Tauern Railway line, passenger train on the bridge Pfaffenberg- Zwenberg
In Austria, resident can use all rail services for a flat annual fee of €1,095 - Walter Geiersperger

Not every scheme has been without issue, however. Ideas for a French pass (also priced at €49 per month and excluding the country’s TGV services) were heavily curtailed by the time of its launch in 2024: it was only valid for travel in July and August and for those aged under 27. It also excluded Paris and the wider Île-de-France region. Three regions negotiated compensation for loss of revenue caused by its hurried implementation according to French newspaper Le Monde.

Meanwhile, though rail use has increased by 28 per cent in Germany since the introduction of the Deutschlandticket according to Greenpeace, the scheme required significant federal and state government financial assistance in 2024 (totalling €3 billion). In 2025, the monthly subscription fee will increase to €58.

The UK would also have to ready itself for spending. An estimate contained in the Greenpeace report suggests a €45 million loss in revenue if each customer using the scheme makes around 26 trips per month.
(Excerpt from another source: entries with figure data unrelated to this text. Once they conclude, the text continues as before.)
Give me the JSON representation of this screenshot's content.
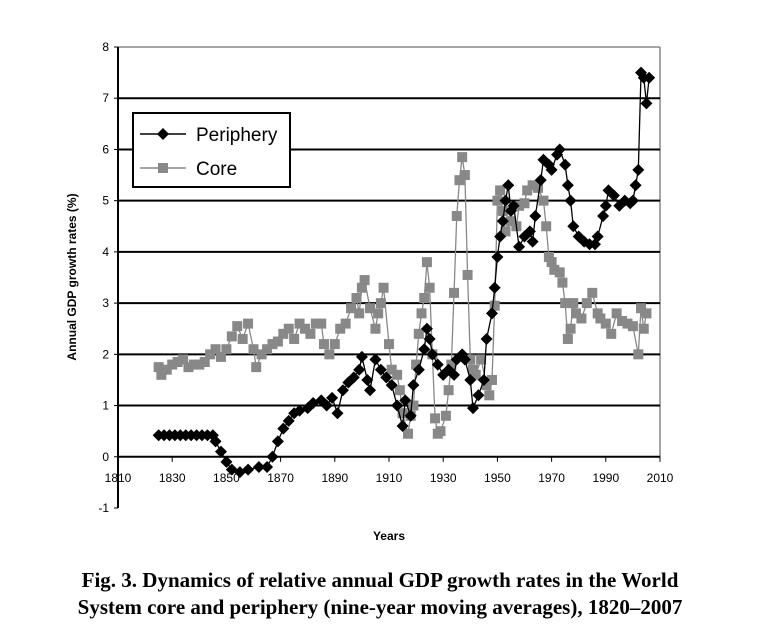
{
  "chart_data": {
    "type": "line",
    "xlabel": "Years",
    "ylabel": "Annual GDP growth rates (%)",
    "xlim": [
      1810,
      2010
    ],
    "ylim": [
      -1,
      8
    ],
    "xticks": [
      "1810",
      "1830",
      "1850",
      "1870",
      "1890",
      "1910",
      "1930",
      "1950",
      "1970",
      "1990",
      "2010"
    ],
    "yticks": [
      "-1",
      "0",
      "1",
      "2",
      "3",
      "4",
      "5",
      "6",
      "7",
      "8"
    ],
    "grid": "horizontal",
    "legend_position": "top-left",
    "series": [
      {
        "name": "Periphery",
        "color": "#000000",
        "marker": "diamond",
        "x": [
          1825,
          1827,
          1829,
          1831,
          1833,
          1835,
          1837,
          1839,
          1841,
          1843,
          1845,
          1846,
          1848,
          1850,
          1852,
          1855,
          1858,
          1862,
          1865,
          1867,
          1869,
          1871,
          1873,
          1875,
          1877,
          1880,
          1882,
          1885,
          1887,
          1889,
          1891,
          1893,
          1895,
          1897,
          1899,
          1900,
          1902,
          1903,
          1905,
          1907,
          1909,
          1911,
          1913,
          1915,
          1916,
          1918,
          1919,
          1921,
          1923,
          1924,
          1925,
          1926,
          1928,
          1930,
          1932,
          1934,
          1935,
          1937,
          1938,
          1940,
          1941,
          1943,
          1945,
          1946,
          1948,
          1949,
          1950,
          1951,
          1952,
          1953,
          1954,
          1955,
          1956,
          1958,
          1960,
          1962,
          1963,
          1964,
          1966,
          1967,
          1969,
          1970,
          1972,
          1973,
          1975,
          1976,
          1977,
          1978,
          1980,
          1982,
          1984,
          1986,
          1987,
          1989,
          1990,
          1991,
          1993,
          1995,
          1997,
          1999,
          2000,
          2001,
          2002,
          2003,
          2004,
          2005,
          2006
        ],
        "y": [
          0.42,
          0.42,
          0.42,
          0.42,
          0.42,
          0.42,
          0.42,
          0.42,
          0.42,
          0.42,
          0.42,
          0.3,
          0.1,
          -0.1,
          -0.25,
          -0.3,
          -0.25,
          -0.2,
          -0.2,
          0.0,
          0.3,
          0.55,
          0.7,
          0.85,
          0.9,
          0.95,
          1.05,
          1.1,
          1.0,
          1.15,
          0.85,
          1.3,
          1.45,
          1.55,
          1.7,
          1.95,
          1.5,
          1.3,
          1.9,
          1.7,
          1.55,
          1.4,
          1.0,
          0.6,
          1.1,
          0.8,
          1.4,
          1.7,
          2.1,
          2.5,
          2.3,
          2.0,
          1.8,
          1.6,
          1.7,
          1.6,
          1.9,
          2.0,
          1.9,
          1.5,
          0.95,
          1.2,
          1.5,
          2.3,
          2.8,
          3.3,
          3.9,
          4.3,
          4.6,
          5.0,
          5.3,
          4.8,
          4.9,
          4.1,
          4.3,
          4.4,
          4.2,
          4.7,
          5.4,
          5.8,
          5.7,
          5.6,
          5.9,
          6.0,
          5.7,
          5.3,
          5.0,
          4.5,
          4.3,
          4.2,
          4.15,
          4.15,
          4.3,
          4.7,
          4.9,
          5.2,
          5.1,
          4.9,
          5.0,
          4.95,
          5.0,
          5.3,
          5.6,
          7.5,
          7.4,
          6.9,
          7.4
        ]
      },
      {
        "name": "Core",
        "color": "#888888",
        "marker": "square",
        "x": [
          1825,
          1826,
          1828,
          1830,
          1832,
          1834,
          1836,
          1838,
          1840,
          1842,
          1844,
          1846,
          1848,
          1850,
          1852,
          1854,
          1856,
          1858,
          1860,
          1861,
          1863,
          1865,
          1867,
          1869,
          1871,
          1873,
          1875,
          1877,
          1879,
          1881,
          1883,
          1885,
          1886,
          1888,
          1890,
          1892,
          1894,
          1896,
          1898,
          1899,
          1900,
          1901,
          1903,
          1905,
          1906,
          1907,
          1908,
          1910,
          1911,
          1913,
          1914,
          1915,
          1917,
          1918,
          1919,
          1920,
          1921,
          1922,
          1923,
          1924,
          1925,
          1926,
          1927,
          1928,
          1929,
          1931,
          1932,
          1933,
          1934,
          1935,
          1936,
          1937,
          1938,
          1939,
          1940,
          1941,
          1942,
          1944,
          1946,
          1947,
          1948,
          1949,
          1950,
          1951,
          1952,
          1953,
          1955,
          1957,
          1958,
          1960,
          1961,
          1963,
          1965,
          1967,
          1968,
          1969,
          1970,
          1971,
          1973,
          1974,
          1975,
          1976,
          1977,
          1978,
          1979,
          1981,
          1983,
          1985,
          1987,
          1988,
          1990,
          1992,
          1994,
          1996,
          1998,
          2000,
          2002,
          2003,
          2004,
          2005
        ],
        "y": [
          1.75,
          1.6,
          1.7,
          1.8,
          1.85,
          1.9,
          1.75,
          1.8,
          1.8,
          1.85,
          2.0,
          2.1,
          1.95,
          2.1,
          2.35,
          2.55,
          2.3,
          2.6,
          2.1,
          1.75,
          2.0,
          2.1,
          2.2,
          2.25,
          2.4,
          2.5,
          2.3,
          2.6,
          2.5,
          2.4,
          2.6,
          2.6,
          2.2,
          2.0,
          2.2,
          2.5,
          2.6,
          2.9,
          3.1,
          2.8,
          3.3,
          3.45,
          2.9,
          2.5,
          2.8,
          3.0,
          3.3,
          2.2,
          1.7,
          1.6,
          1.3,
          0.85,
          0.45,
          0.8,
          1.0,
          1.8,
          2.4,
          2.8,
          3.1,
          3.8,
          3.3,
          2.0,
          0.75,
          0.45,
          0.5,
          0.8,
          1.3,
          1.8,
          3.2,
          4.7,
          5.4,
          5.85,
          5.5,
          3.55,
          1.9,
          1.7,
          1.6,
          1.9,
          1.4,
          1.2,
          1.5,
          2.95,
          5.0,
          5.2,
          4.8,
          4.4,
          4.6,
          4.5,
          4.9,
          4.95,
          5.2,
          5.3,
          5.25,
          5.0,
          4.5,
          3.9,
          3.8,
          3.65,
          3.6,
          3.4,
          3.0,
          2.3,
          2.5,
          3.0,
          2.8,
          2.7,
          3.0,
          3.2,
          2.8,
          2.7,
          2.6,
          2.4,
          2.8,
          2.65,
          2.6,
          2.55,
          2.0,
          2.9,
          2.5,
          2.8
        ]
      }
    ]
  },
  "caption": {
    "line1": "Fig. 3. Dynamics of relative annual GDP growth rates in the World",
    "line2": "System core and periphery (nine-year moving averages), 1820–2007"
  }
}
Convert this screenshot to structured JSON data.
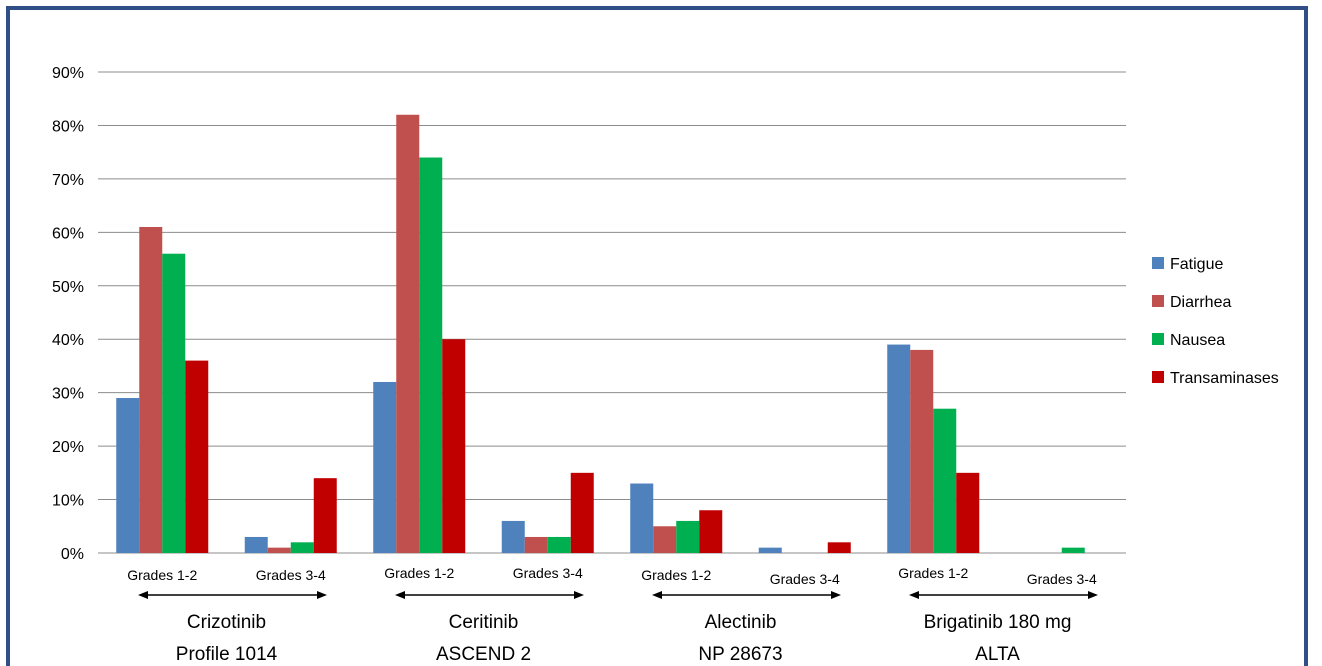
{
  "chart_data": {
    "type": "bar",
    "title": "",
    "xlabel": "",
    "ylabel": "",
    "ylim": [
      0,
      90
    ],
    "y_tick_labels": [
      "0%",
      "10%",
      "20%",
      "30%",
      "40%",
      "50%",
      "60%",
      "70%",
      "80%",
      "90%"
    ],
    "grid": true,
    "legend_position": "right",
    "categories": [
      "Grades 1-2",
      "Grades 3-4",
      "Grades 1-2",
      "Grades 3-4",
      "Grades 1-2",
      "Grades 3-4",
      "Grades 1-2",
      "Grades 3-4"
    ],
    "groups": [
      {
        "line1": "Crizotinib",
        "line2": "Profile 1014"
      },
      {
        "line1": "Ceritinib",
        "line2": "ASCEND 2"
      },
      {
        "line1": "Alectinib",
        "line2": "NP 28673"
      },
      {
        "line1": "Brigatinib 180 mg",
        "line2": "ALTA"
      }
    ],
    "series": [
      {
        "name": "Fatigue",
        "color": "#4f81bd",
        "values": [
          29,
          3,
          32,
          6,
          13,
          1,
          39,
          0
        ]
      },
      {
        "name": "Diarrhea",
        "color": "#c0504d",
        "values": [
          61,
          1,
          82,
          3,
          5,
          0,
          38,
          0
        ]
      },
      {
        "name": "Nausea",
        "color": "#00b050",
        "values": [
          56,
          2,
          74,
          3,
          6,
          0,
          27,
          1
        ]
      },
      {
        "name": "Transaminases",
        "color": "#c00000",
        "values": [
          36,
          14,
          40,
          15,
          8,
          2,
          15,
          0
        ]
      }
    ]
  }
}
However, a second, far more cautious estimate based on passengers making 40 trips per month (the equivalent of a five-day commute to the office) shows a £637 million shortfall. On top of that, investment would be required to make the scheme workable and the service attractive to customers.

However, Labour’s plans for the railways (and, indeed, the Conservative’s Great British Rail ones before them) suggest significant long-term savings could be made with centralised control and, in Labour’s case, renationalisation. In any case, Morozzo believes investment would pay dividends in the long-term.

“You have to make a massive investment in the railways, you have to improve them. You have to increase the number of services, you have to lengthen the trains by adding extra carriages on lots of lines, in the north in particular,” says Morozzo. “Although that sounds expensive, in the end, it pays itself back. You get a huge economic boost if you invest in transport for obvious reasons because you expand the economic possibilities of the working population and businesses.”